1. A computer implemented method for managing job scheduling, comprising:

receiving a request to process a job for a first compute instance, the job having a predetermined wait time before requesting a second compute instance;

determining the status of a pool of existing instances potentially available to service the job, and:

if the probability that a computing instance of the pool will become available before the predetermined wait time is less than a predetermined probability, scheduling the job to a new instance of the pool of existing instances; and

if the probability that a computing instance will become available before the predetermined wait time is greater than the predetermined probability maintaining the job with the first instance.

2. The method of claim 2, wherein the computing instance relates to genomic sequence data.

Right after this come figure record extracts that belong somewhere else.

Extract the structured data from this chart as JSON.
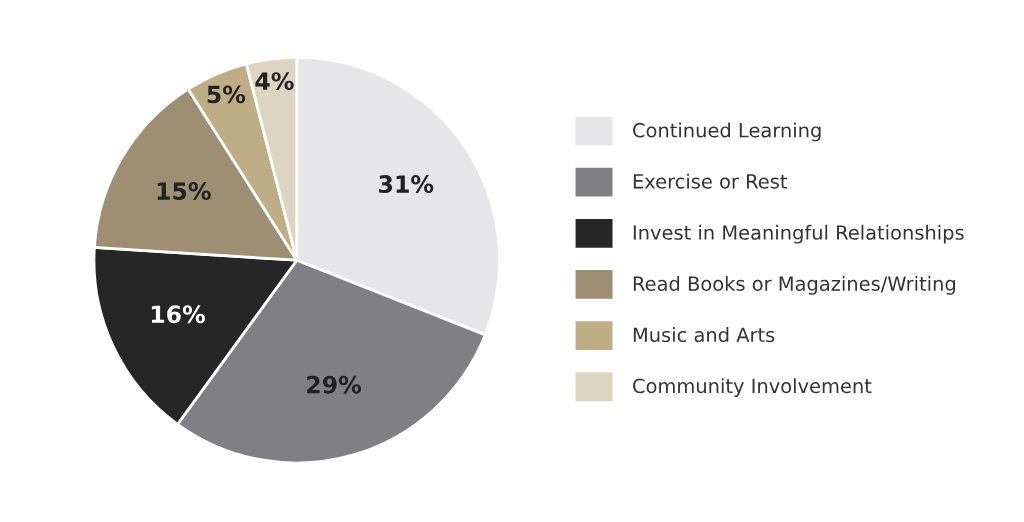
{
  "chart_data": {
    "type": "pie",
    "categories": [
      "Continued Learning",
      "Exercise or Rest",
      "Invest in Meaningful Relationships",
      "Read Books or Magazines/Writing",
      "Music and Arts",
      "Community Involvement"
    ],
    "values": [
      31,
      29,
      16,
      15,
      5,
      4
    ],
    "value_labels": [
      "31%",
      "29%",
      "16%",
      "15%",
      "5%",
      "4%"
    ],
    "colors": [
      "#e6e6e8",
      "#808084",
      "#262626",
      "#9e8f74",
      "#bfae85",
      "#ddd5c1"
    ],
    "legend": "right"
  }
}
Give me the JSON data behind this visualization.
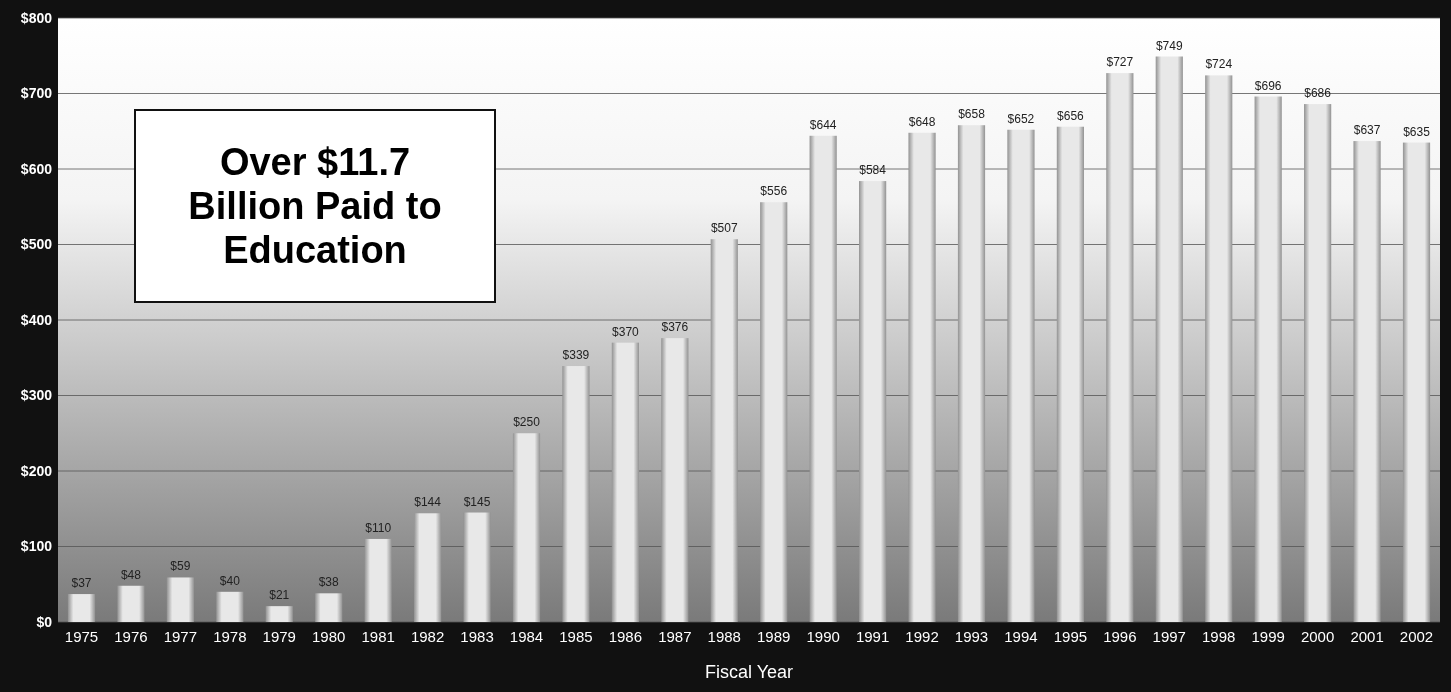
{
  "chart_data": {
    "type": "bar",
    "xlabel": "Fiscal Year",
    "categories": [
      "1975",
      "1976",
      "1977",
      "1978",
      "1979",
      "1980",
      "1981",
      "1982",
      "1983",
      "1984",
      "1985",
      "1986",
      "1987",
      "1988",
      "1989",
      "1990",
      "1991",
      "1992",
      "1993",
      "1994",
      "1995",
      "1996",
      "1997",
      "1998",
      "1999",
      "2000",
      "2001",
      "2002"
    ],
    "values": [
      37,
      48,
      59,
      40,
      21,
      38,
      110,
      144,
      145,
      250,
      339,
      370,
      376,
      507,
      556,
      644,
      584,
      648,
      658,
      652,
      656,
      727,
      749,
      724,
      696,
      686,
      637,
      635
    ],
    "value_labels": [
      "$37",
      "$48",
      "$59",
      "$40",
      "$21",
      "$38",
      "$110",
      "$144",
      "$145",
      "$250",
      "$339",
      "$370",
      "$376",
      "$507",
      "$556",
      "$644",
      "$584",
      "$648",
      "$658",
      "$652",
      "$656",
      "$727",
      "$749",
      "$724",
      "$696",
      "$686",
      "$637",
      "$635"
    ],
    "color": "#e8e8e8",
    "ylim": [
      0,
      800
    ],
    "yticks": [
      {
        "value": 0,
        "label": "$0"
      },
      {
        "value": 100,
        "label": "$100"
      },
      {
        "value": 200,
        "label": "$200"
      },
      {
        "value": 300,
        "label": "$300"
      },
      {
        "value": 400,
        "label": "$400"
      },
      {
        "value": 500,
        "label": "$500"
      },
      {
        "value": 600,
        "label": "$600"
      },
      {
        "value": 700,
        "label": "$700"
      },
      {
        "value": 800,
        "label": "$800"
      }
    ],
    "grid": "y",
    "annotations": [
      "Over $11.7 Billion Paid to Education"
    ]
  }
}
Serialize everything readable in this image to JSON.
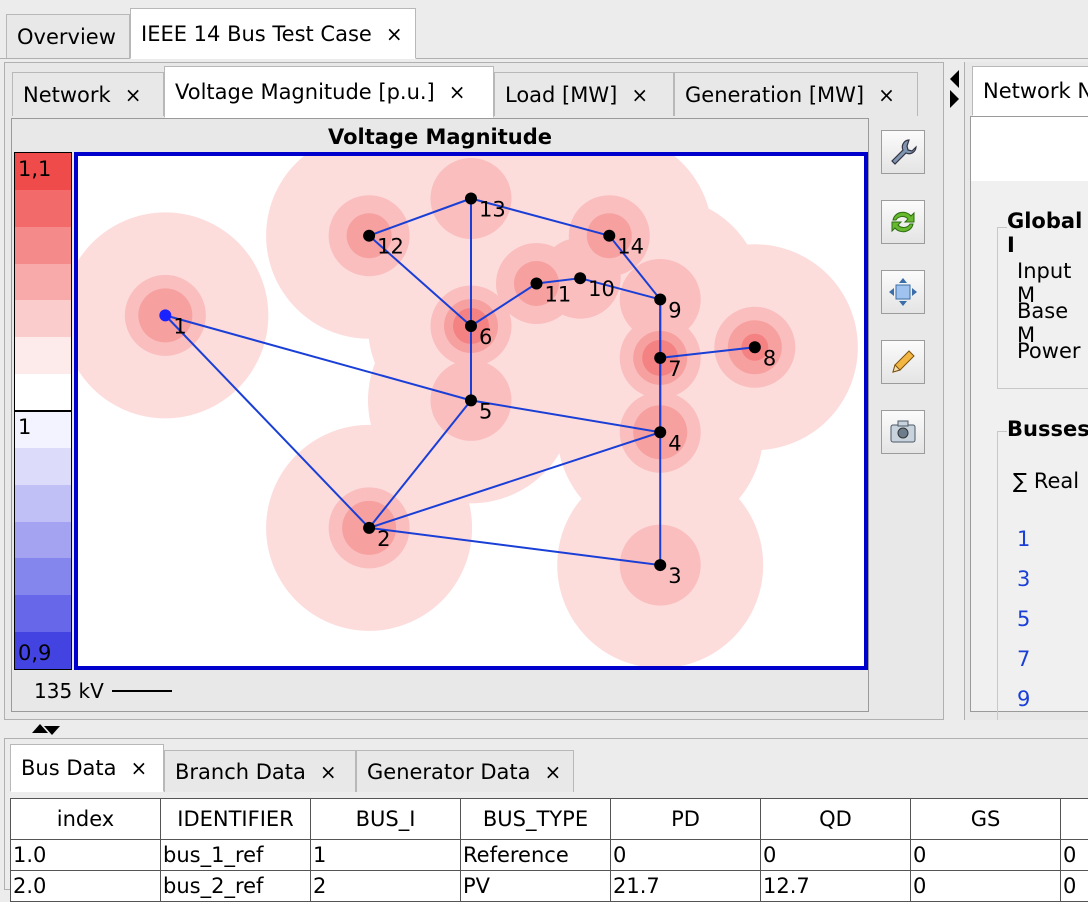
{
  "doc_tabs": [
    {
      "label": "Overview"
    },
    {
      "label": "IEEE 14 Bus Test Case",
      "close": "×"
    }
  ],
  "view_tabs": [
    {
      "label": "Network",
      "close": "×"
    },
    {
      "label": "Voltage Magnitude [p.u.]",
      "close": "×"
    },
    {
      "label": "Load [MW]",
      "close": "×"
    },
    {
      "label": "Generation [MW]",
      "close": "×"
    }
  ],
  "map": {
    "title": "Voltage Magnitude",
    "legend_max": "1,1",
    "legend_mid": "1",
    "legend_min": "0,9",
    "legend_colors": [
      "#ef4b4b",
      "#f36a6a",
      "#f58a8a",
      "#f8aaaa",
      "#fbcccc",
      "#fdeaea",
      "#ffffff",
      "#f3f3ff",
      "#dcdcfa",
      "#c0c0f6",
      "#a3a3f2",
      "#8585ee",
      "#6767ea",
      "#4343e2"
    ],
    "scale_label": "135 kV",
    "frame_color": "#0000cc",
    "line_color": "#1a3fd6",
    "buses": [
      {
        "id": "1",
        "x": -69.0,
        "y": 15.0,
        "ref": true
      },
      {
        "id": "2",
        "x": -55.0,
        "y": -5.0
      },
      {
        "id": "3",
        "x": -35.0,
        "y": -8.5
      },
      {
        "id": "4",
        "x": -35.0,
        "y": 4.0
      },
      {
        "id": "5",
        "x": -48.0,
        "y": 7.0
      },
      {
        "id": "6",
        "x": -48.0,
        "y": 14.0
      },
      {
        "id": "7",
        "x": -35.0,
        "y": 11.0
      },
      {
        "id": "8",
        "x": -28.5,
        "y": 12.0
      },
      {
        "id": "9",
        "x": -35.0,
        "y": 16.5
      },
      {
        "id": "10",
        "x": -40.5,
        "y": 18.5
      },
      {
        "id": "11",
        "x": -43.5,
        "y": 18.0
      },
      {
        "id": "12",
        "x": -55.0,
        "y": 22.5
      },
      {
        "id": "13",
        "x": -48.0,
        "y": 26.0
      },
      {
        "id": "14",
        "x": -38.5,
        "y": 22.5
      }
    ],
    "branches": [
      [
        "1",
        "2"
      ],
      [
        "1",
        "5"
      ],
      [
        "2",
        "3"
      ],
      [
        "2",
        "4"
      ],
      [
        "2",
        "5"
      ],
      [
        "3",
        "4"
      ],
      [
        "4",
        "5"
      ],
      [
        "4",
        "7"
      ],
      [
        "4",
        "9"
      ],
      [
        "5",
        "6"
      ],
      [
        "6",
        "11"
      ],
      [
        "6",
        "12"
      ],
      [
        "6",
        "13"
      ],
      [
        "7",
        "8"
      ],
      [
        "7",
        "9"
      ],
      [
        "9",
        "10"
      ],
      [
        "9",
        "14"
      ],
      [
        "10",
        "11"
      ],
      [
        "12",
        "13"
      ],
      [
        "13",
        "14"
      ]
    ],
    "halos": [
      {
        "bus": "1",
        "levels": [
          0.3,
          0.55,
          0.7
        ]
      },
      {
        "bus": "2",
        "levels": [
          0.3,
          0.55,
          0.7
        ]
      },
      {
        "bus": "3",
        "levels": [
          0.3,
          0.55
        ]
      },
      {
        "bus": "4",
        "levels": [
          0.3,
          0.55,
          0.7
        ]
      },
      {
        "bus": "5",
        "levels": [
          0.3,
          0.55
        ]
      },
      {
        "bus": "6",
        "levels": [
          0.3,
          0.55,
          0.7,
          0.8
        ]
      },
      {
        "bus": "7",
        "levels": [
          0.3,
          0.55,
          0.7,
          0.8
        ]
      },
      {
        "bus": "8",
        "levels": [
          0.3,
          0.55,
          0.7,
          0.85,
          0.95
        ]
      },
      {
        "bus": "9",
        "levels": [
          0.3,
          0.55
        ]
      },
      {
        "bus": "10",
        "levels": [
          0.3,
          0.55
        ]
      },
      {
        "bus": "11",
        "levels": [
          0.3,
          0.55,
          0.75
        ]
      },
      {
        "bus": "12",
        "levels": [
          0.3,
          0.55,
          0.75
        ]
      },
      {
        "bus": "13",
        "levels": [
          0.3,
          0.55
        ]
      },
      {
        "bus": "14",
        "levels": [
          0.3,
          0.55,
          0.75
        ]
      }
    ]
  },
  "tools": [
    {
      "name": "settings-wrench-icon"
    },
    {
      "name": "refresh-icon"
    },
    {
      "name": "fit-view-icon"
    },
    {
      "name": "edit-pencil-icon"
    },
    {
      "name": "snapshot-camera-icon"
    }
  ],
  "right_panel": {
    "tab_label": "Network N",
    "global_label": "Global I",
    "input_label": "Input M",
    "base_label": "Base M",
    "power_label": "Power",
    "busses_label": "Busses",
    "sum_label": "∑ Real",
    "bus_list": [
      "1",
      "3",
      "5",
      "7",
      "9"
    ]
  },
  "bottom_tabs": [
    {
      "label": "Bus Data",
      "close": "×"
    },
    {
      "label": "Branch Data",
      "close": "×"
    },
    {
      "label": "Generator Data",
      "close": "×"
    }
  ],
  "table": {
    "columns": [
      "index",
      "IDENTIFIER",
      "BUS_I",
      "BUS_TYPE",
      "PD",
      "QD",
      "GS",
      ""
    ],
    "rows": [
      [
        "1.0",
        "bus_1_ref",
        "1",
        "Reference",
        "0",
        "0",
        "0",
        "0"
      ],
      [
        "2.0",
        "bus_2_ref",
        "2",
        "PV",
        "21.7",
        "12.7",
        "0",
        "0"
      ]
    ]
  }
}
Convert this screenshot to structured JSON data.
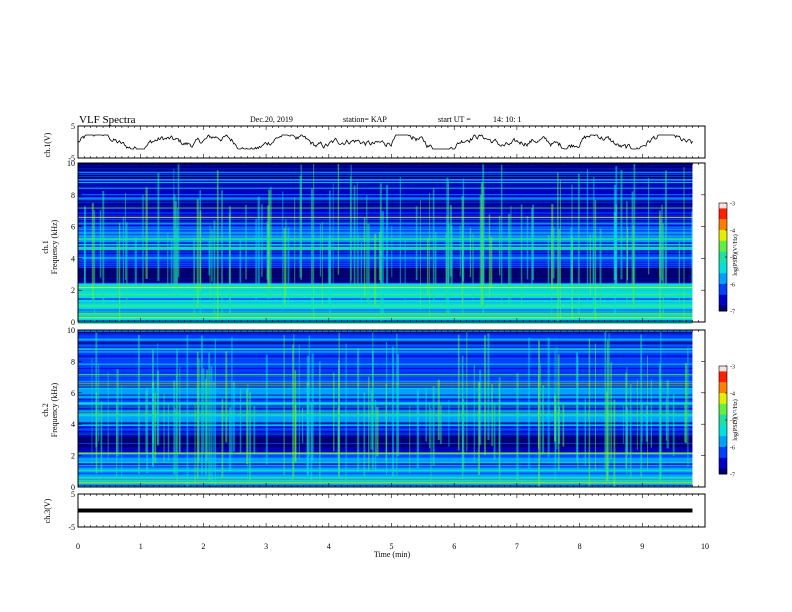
{
  "header": {
    "title": "VLF Spectra",
    "date": "Dec.20, 2019",
    "station": "station= KAP",
    "start_label": "start  UT  =",
    "start_time": "14: 10: 1"
  },
  "colors": {
    "colormap": [
      "#000070",
      "#0000c8",
      "#0040ff",
      "#00a0ff",
      "#00e0e0",
      "#20e0a0",
      "#60f040",
      "#e0f000",
      "#ff8000",
      "#ff2000",
      "#ffe0e0"
    ]
  },
  "chart_data": [
    {
      "type": "line",
      "panel": "ch1-waveform",
      "ylabel": "ch.1(V)",
      "ylim": [
        -5,
        5
      ],
      "yticks": [
        5,
        -5
      ],
      "xlim": [
        0,
        10
      ],
      "description_series": "Noisy oscillating voltage, amplitude roughly ±2 V about 0, spanning 0–9.8 min",
      "x_end": 9.8,
      "amplitude_range": [
        -2.2,
        2.2
      ]
    },
    {
      "type": "heatmap",
      "panel": "ch1-spectrogram",
      "ylabel": "ch.1\nFrequency  (kHz)",
      "ylim": [
        0,
        10
      ],
      "yticks": [
        0,
        2,
        4,
        6,
        8,
        10
      ],
      "xlim": [
        0,
        10
      ],
      "x_end": 9.8,
      "colorbar": {
        "label": "log(PSD)(V²/Hz)",
        "ticks": [
          -3,
          -4,
          -5,
          -6,
          -7
        ],
        "range": [
          -7,
          -3
        ]
      },
      "dominant_bands_khz": [
        {
          "band": [
            0,
            2.5
          ],
          "level": -5.5
        },
        {
          "band": [
            2.5,
            3.4
          ],
          "level": -7
        },
        {
          "band": [
            3.4,
            4.6
          ],
          "level": -6.2
        },
        {
          "band": [
            4.6,
            6.0
          ],
          "level": -5.8
        },
        {
          "band": [
            6.0,
            10
          ],
          "level": -6.4
        }
      ]
    },
    {
      "type": "heatmap",
      "panel": "ch2-spectrogram",
      "ylabel": "ch.2\nFrequency  (kHz)",
      "ylim": [
        0,
        10
      ],
      "yticks": [
        0,
        2,
        4,
        6,
        8,
        10
      ],
      "xlim": [
        0,
        10
      ],
      "x_end": 9.8,
      "colorbar": {
        "label": "log(PSD)(V²/Hz)",
        "ticks": [
          -3,
          -4,
          -5,
          -6,
          -7
        ],
        "range": [
          -7,
          -3
        ]
      },
      "dominant_bands_khz": [
        {
          "band": [
            0,
            2.2
          ],
          "level": -5.9
        },
        {
          "band": [
            2.2,
            3.4
          ],
          "level": -7
        },
        {
          "band": [
            3.4,
            4.2
          ],
          "level": -6.3
        },
        {
          "band": [
            4.2,
            6.5
          ],
          "level": -5.9
        },
        {
          "band": [
            6.5,
            10
          ],
          "level": -6.2
        }
      ]
    },
    {
      "type": "line",
      "panel": "ch3-waveform",
      "ylabel": "ch.3(V)",
      "ylim": [
        -5,
        5
      ],
      "yticks": [
        5,
        -5
      ],
      "xlim": [
        0,
        10
      ],
      "x_end": 9.8,
      "value": 0
    }
  ],
  "xaxis": {
    "label": "Time  (min)",
    "ticks": [
      "0",
      "1",
      "2",
      "3",
      "4",
      "5",
      "6",
      "7",
      "8",
      "9",
      "10"
    ]
  }
}
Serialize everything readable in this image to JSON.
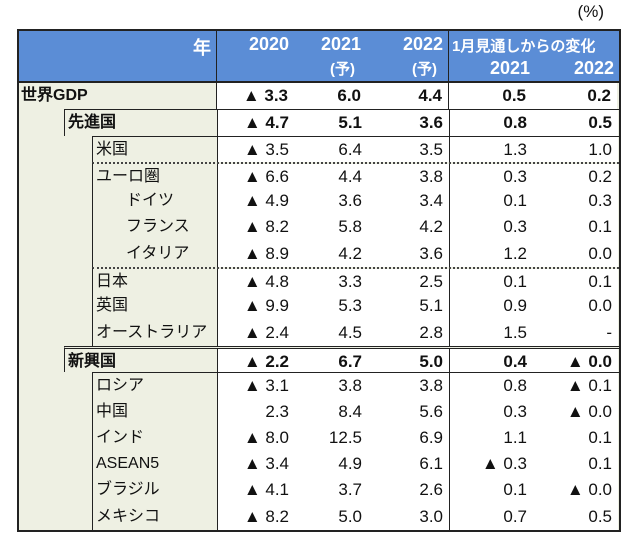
{
  "unit": "(%)",
  "header": {
    "year_label": "年",
    "col_2020": "2020",
    "col_2021": "2021",
    "col_2021_note": "(予)",
    "col_2022": "2022",
    "col_2022_note": "(予)",
    "change_label": "1月見通しからの変化",
    "change_2021": "2021",
    "change_2022": "2022"
  },
  "header_color": "#5b8dd6",
  "rows": [
    {
      "label": "世界GDP",
      "level": 0,
      "bold": true,
      "border": "none",
      "values": [
        "▲ 3.3",
        "6.0",
        "4.4",
        "0.5",
        "0.2"
      ]
    },
    {
      "label": "先進国",
      "level": 1,
      "bold": true,
      "border": "solid",
      "values": [
        "▲ 4.7",
        "5.1",
        "3.6",
        "0.8",
        "0.5"
      ]
    },
    {
      "label": "米国",
      "level": 2,
      "bold": false,
      "border": "solid",
      "values": [
        "▲ 3.5",
        "6.4",
        "3.5",
        "1.3",
        "1.0"
      ]
    },
    {
      "label": "ユーロ圏",
      "level": 2,
      "bold": false,
      "border": "dotted",
      "values": [
        "▲ 6.6",
        "4.4",
        "3.8",
        "0.3",
        "0.2"
      ]
    },
    {
      "label": "ドイツ",
      "level": 3,
      "bold": false,
      "border": "none",
      "values": [
        "▲ 4.9",
        "3.6",
        "3.4",
        "0.1",
        "0.3"
      ]
    },
    {
      "label": "フランス",
      "level": 3,
      "bold": false,
      "border": "none",
      "values": [
        "▲ 8.2",
        "5.8",
        "4.2",
        "0.3",
        "0.1"
      ]
    },
    {
      "label": "イタリア",
      "level": 3,
      "bold": false,
      "border": "none",
      "values": [
        "▲ 8.9",
        "4.2",
        "3.6",
        "1.2",
        "0.0"
      ]
    },
    {
      "label": "日本",
      "level": 2,
      "bold": false,
      "border": "dotted",
      "values": [
        "▲ 4.8",
        "3.3",
        "2.5",
        "0.1",
        "0.1"
      ]
    },
    {
      "label": "英国",
      "level": 2,
      "bold": false,
      "border": "none",
      "values": [
        "▲ 9.9",
        "5.3",
        "5.1",
        "0.9",
        "0.0"
      ]
    },
    {
      "label": "オーストラリア",
      "level": 2,
      "bold": false,
      "border": "none",
      "values": [
        "▲ 2.4",
        "4.5",
        "2.8",
        "1.5",
        "-"
      ]
    },
    {
      "label": "新興国",
      "level": 1,
      "bold": true,
      "border": "double",
      "values": [
        "▲ 2.2",
        "6.7",
        "5.0",
        "0.4",
        "▲ 0.0"
      ]
    },
    {
      "label": "ロシア",
      "level": 2,
      "bold": false,
      "border": "solid",
      "values": [
        "▲ 3.1",
        "3.8",
        "3.8",
        "0.8",
        "▲ 0.1"
      ]
    },
    {
      "label": "中国",
      "level": 2,
      "bold": false,
      "border": "none",
      "values": [
        "2.3",
        "8.4",
        "5.6",
        "0.3",
        "▲ 0.0"
      ]
    },
    {
      "label": "インド",
      "level": 2,
      "bold": false,
      "border": "none",
      "values": [
        "▲ 8.0",
        "12.5",
        "6.9",
        "1.1",
        "0.1"
      ]
    },
    {
      "label": "ASEAN5",
      "level": 2,
      "bold": false,
      "border": "none",
      "values": [
        "▲ 3.4",
        "4.9",
        "6.1",
        "▲ 0.3",
        "0.1"
      ]
    },
    {
      "label": "ブラジル",
      "level": 2,
      "bold": false,
      "border": "none",
      "values": [
        "▲ 4.1",
        "3.7",
        "2.6",
        "0.1",
        "▲ 0.0"
      ]
    },
    {
      "label": "メキシコ",
      "level": 2,
      "bold": false,
      "border": "none",
      "values": [
        "▲ 8.2",
        "5.0",
        "3.0",
        "0.7",
        "0.5"
      ]
    }
  ]
}
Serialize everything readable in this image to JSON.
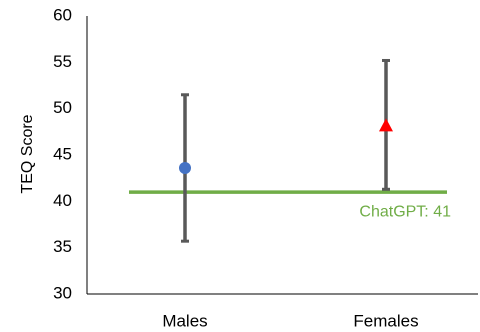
{
  "chart_data": {
    "type": "scatter",
    "title": "",
    "xlabel": "",
    "ylabel": "TEQ Score",
    "ylim": [
      30,
      60
    ],
    "yticks": [
      30,
      35,
      40,
      45,
      50,
      55,
      60
    ],
    "categories": [
      "Males",
      "Females"
    ],
    "series": [
      {
        "category": "Males",
        "mean": 43.6,
        "error_low": 35.7,
        "error_high": 51.5,
        "marker": "circle",
        "color": "#4472c4"
      },
      {
        "category": "Females",
        "mean": 48.2,
        "error_low": 41.3,
        "error_high": 55.2,
        "marker": "triangle",
        "color": "#ff0000"
      }
    ],
    "reference_line": {
      "value": 41,
      "label": "ChatGPT: 41",
      "color": "#70ad47"
    },
    "error_bar_color": "#595959",
    "grid": false,
    "legend": "none"
  }
}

3. A non-transitory computer-readable storage medium comprising computer-executable instructions for:

receiving a request to process a job for a first compute instance, the job having a predetermined wait time before requesting a second compute instance;

determining the status of a pool of existing instances potentially available to service the job, and:

if the probability that a computing instance of the pool will become available before the predetermined wait time is less than a predetermined probability, scheduling the job to a new instance of the pool of existing instances; and

if the probability that a computing instance will become available before the predetermined wait time is greater than the predetermined probability maintaining the job with the first instance.

4. A system comprising:

one or more processors;

memory; and

one or more programs, wherein the one or more programs are stored in the memory and configured to be executed by the one or more processors, the one or more programs including instructions for:

receiving a request to process a job for a first compute instance, the job having a predetermined wait time before requesting a second compute instance;

determining the status of a pool of existing instances potentially available to service the job, and:

if the probability that a computing instance of the pool will become available before the predetermined wait time is less than a predetermined probability, scheduling the job to a new instance of the pool of existing instances; and

if the probability that a computing instance will become available before the predetermined wait time is greater than the predetermined probability maintaining the job with the first instance.